The Agra Metro with a total length of about 30 kilometres will have two corridors which will pass through the heart of the city and will connect prominent tourist places including the Taj Mahal, business centres, ISBT and railway stations.
Passing through the ages, the city of Agra has grown considerably both in size and population with nearly 2 million people currently living in an area of 300 sq km. Besides, the city is home to a substantial floating population of tourists, students, and workers.
But it is a sad tale that the pace of growth in the city is not matching the infrastructural expansion and capacity building. The rising imbalance is putting greater stress on the environment, the consequences of which are now clearly visible at different levels say environmentalist Devashish Bhattacharya.
Right now, of course, due to the Covid-19 pandemic, the pressure on roads has considerably reduced. But when normalcy returns, the so-called smart city Agra will need to fundamentally restructure its urban landscape, to transform the Mughal metropolis into a people-friendly settlement.

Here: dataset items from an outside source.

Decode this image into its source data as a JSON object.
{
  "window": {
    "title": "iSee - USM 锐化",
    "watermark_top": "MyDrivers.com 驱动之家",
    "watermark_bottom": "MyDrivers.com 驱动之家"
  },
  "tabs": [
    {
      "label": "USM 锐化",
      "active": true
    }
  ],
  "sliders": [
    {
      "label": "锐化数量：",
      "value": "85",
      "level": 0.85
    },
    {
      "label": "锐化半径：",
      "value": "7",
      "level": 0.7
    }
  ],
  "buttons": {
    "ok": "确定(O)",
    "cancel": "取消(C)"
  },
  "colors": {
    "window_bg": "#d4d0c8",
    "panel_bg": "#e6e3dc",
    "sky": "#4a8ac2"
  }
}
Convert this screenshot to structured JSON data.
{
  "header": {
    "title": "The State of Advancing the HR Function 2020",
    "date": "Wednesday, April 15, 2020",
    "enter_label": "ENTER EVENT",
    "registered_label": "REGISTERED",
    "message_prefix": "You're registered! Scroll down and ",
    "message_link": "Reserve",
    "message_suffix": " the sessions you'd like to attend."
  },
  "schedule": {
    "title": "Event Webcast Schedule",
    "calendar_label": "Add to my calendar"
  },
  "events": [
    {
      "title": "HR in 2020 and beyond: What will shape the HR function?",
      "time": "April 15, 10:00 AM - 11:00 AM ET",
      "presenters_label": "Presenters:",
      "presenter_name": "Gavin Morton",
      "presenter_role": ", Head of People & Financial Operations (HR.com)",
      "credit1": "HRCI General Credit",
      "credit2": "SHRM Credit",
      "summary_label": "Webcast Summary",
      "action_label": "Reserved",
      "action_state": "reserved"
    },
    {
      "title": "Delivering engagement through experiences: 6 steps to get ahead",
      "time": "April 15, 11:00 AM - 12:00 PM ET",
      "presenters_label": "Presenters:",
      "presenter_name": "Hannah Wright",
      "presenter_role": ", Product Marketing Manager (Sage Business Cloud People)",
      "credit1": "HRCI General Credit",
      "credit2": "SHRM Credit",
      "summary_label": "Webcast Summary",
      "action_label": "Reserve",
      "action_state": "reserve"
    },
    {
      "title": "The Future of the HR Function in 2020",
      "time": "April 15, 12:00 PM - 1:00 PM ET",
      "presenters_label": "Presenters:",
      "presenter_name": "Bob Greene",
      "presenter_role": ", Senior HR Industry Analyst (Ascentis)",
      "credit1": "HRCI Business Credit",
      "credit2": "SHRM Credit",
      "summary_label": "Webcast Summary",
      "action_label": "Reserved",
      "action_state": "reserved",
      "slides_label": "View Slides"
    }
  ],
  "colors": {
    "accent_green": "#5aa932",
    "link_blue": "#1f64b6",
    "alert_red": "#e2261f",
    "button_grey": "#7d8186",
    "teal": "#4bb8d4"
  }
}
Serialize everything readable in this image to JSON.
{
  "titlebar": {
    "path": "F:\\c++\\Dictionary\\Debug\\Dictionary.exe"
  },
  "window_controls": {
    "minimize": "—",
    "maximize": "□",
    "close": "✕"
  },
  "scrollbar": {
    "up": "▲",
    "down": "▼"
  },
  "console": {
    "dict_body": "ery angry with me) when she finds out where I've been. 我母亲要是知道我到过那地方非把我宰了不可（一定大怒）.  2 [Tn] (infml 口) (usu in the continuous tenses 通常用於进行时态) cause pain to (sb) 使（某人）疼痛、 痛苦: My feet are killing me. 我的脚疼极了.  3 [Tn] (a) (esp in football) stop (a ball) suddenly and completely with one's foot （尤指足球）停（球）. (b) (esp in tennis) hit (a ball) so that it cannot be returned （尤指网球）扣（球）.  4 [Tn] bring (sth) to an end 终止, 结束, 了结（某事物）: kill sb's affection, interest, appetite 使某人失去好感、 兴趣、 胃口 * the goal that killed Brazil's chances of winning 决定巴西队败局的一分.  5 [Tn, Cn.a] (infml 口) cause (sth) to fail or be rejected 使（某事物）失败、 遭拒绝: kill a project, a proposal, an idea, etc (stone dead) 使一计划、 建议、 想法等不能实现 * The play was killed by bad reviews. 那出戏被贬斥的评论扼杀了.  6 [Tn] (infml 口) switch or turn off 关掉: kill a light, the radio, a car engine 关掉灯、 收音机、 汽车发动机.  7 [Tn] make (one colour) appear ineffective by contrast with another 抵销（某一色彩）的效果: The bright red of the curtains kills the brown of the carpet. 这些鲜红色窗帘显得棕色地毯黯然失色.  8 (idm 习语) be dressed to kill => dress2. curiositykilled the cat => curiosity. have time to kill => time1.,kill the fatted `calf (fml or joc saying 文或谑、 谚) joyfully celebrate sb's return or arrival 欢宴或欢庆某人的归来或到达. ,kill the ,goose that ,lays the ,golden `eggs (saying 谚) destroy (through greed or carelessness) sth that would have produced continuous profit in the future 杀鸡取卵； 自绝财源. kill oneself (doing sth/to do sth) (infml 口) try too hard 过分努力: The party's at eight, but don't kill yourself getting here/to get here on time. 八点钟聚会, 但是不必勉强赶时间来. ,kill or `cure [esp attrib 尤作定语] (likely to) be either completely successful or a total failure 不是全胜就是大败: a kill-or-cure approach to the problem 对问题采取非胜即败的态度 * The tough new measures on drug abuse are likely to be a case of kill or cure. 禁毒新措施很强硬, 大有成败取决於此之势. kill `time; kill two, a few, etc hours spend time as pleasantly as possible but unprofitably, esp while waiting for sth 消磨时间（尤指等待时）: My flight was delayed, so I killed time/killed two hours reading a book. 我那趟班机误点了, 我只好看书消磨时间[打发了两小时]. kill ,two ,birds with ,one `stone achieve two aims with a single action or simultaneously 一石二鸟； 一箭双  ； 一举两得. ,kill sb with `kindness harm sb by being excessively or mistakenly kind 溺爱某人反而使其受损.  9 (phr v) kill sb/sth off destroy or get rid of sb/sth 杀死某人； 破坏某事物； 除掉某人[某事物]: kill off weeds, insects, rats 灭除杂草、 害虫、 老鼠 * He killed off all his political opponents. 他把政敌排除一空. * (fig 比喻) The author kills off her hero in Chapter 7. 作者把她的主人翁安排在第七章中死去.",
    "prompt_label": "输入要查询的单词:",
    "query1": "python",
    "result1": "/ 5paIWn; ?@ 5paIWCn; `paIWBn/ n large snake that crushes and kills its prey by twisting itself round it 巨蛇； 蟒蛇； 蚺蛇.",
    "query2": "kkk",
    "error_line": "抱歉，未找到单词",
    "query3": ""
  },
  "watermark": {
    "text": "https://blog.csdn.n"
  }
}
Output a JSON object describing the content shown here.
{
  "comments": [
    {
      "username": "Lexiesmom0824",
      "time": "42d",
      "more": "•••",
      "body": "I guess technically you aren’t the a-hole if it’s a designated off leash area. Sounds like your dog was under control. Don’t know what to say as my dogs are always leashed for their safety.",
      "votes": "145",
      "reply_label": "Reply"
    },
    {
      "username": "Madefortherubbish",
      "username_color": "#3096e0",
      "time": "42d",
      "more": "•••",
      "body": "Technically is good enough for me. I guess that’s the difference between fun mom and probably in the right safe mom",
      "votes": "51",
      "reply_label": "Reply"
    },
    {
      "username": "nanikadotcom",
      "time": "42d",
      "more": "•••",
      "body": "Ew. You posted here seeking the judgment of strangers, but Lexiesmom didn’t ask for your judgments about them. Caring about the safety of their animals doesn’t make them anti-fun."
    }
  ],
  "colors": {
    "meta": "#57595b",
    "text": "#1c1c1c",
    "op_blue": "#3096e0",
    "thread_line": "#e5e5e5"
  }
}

Like many other Indian cities, traffic management has become the most challenging task in Agra. With the rapid increase in the number of vehicles, the traffic load in the city has already exceeded the carrying capacity of roads, leading to congestion and jams on most of the roads, said Shravan Kumar Singh, Vice President of the Braj Mandal Heritage Conservation Society.
Experts in urban planning feel this is the right time to take firm steps to redesign streets and roads and shift some congested urban clusters.
The prevailing conditions of streets in Agra and the associated safety aspects need to be upgraded to promote a high quality of life and livability in the city. It is a sad reality that the fatality rate due to road accidents is one of the highest in the country, said K.C. Jain, activist and secretary, Agra Development Foundation.
The road environment in the city needs to be redesigned and made it safer to lower the fatality rate. “Our roads have to be designed for people and not for vehicles,” said activist Anand Rai.
Siddharth Mishra, a prominent member of the NGO SPHEEHA, says while promoting sustainable road safety, the focus of attention should be the vulnerable road users like pedestrians and cyclists.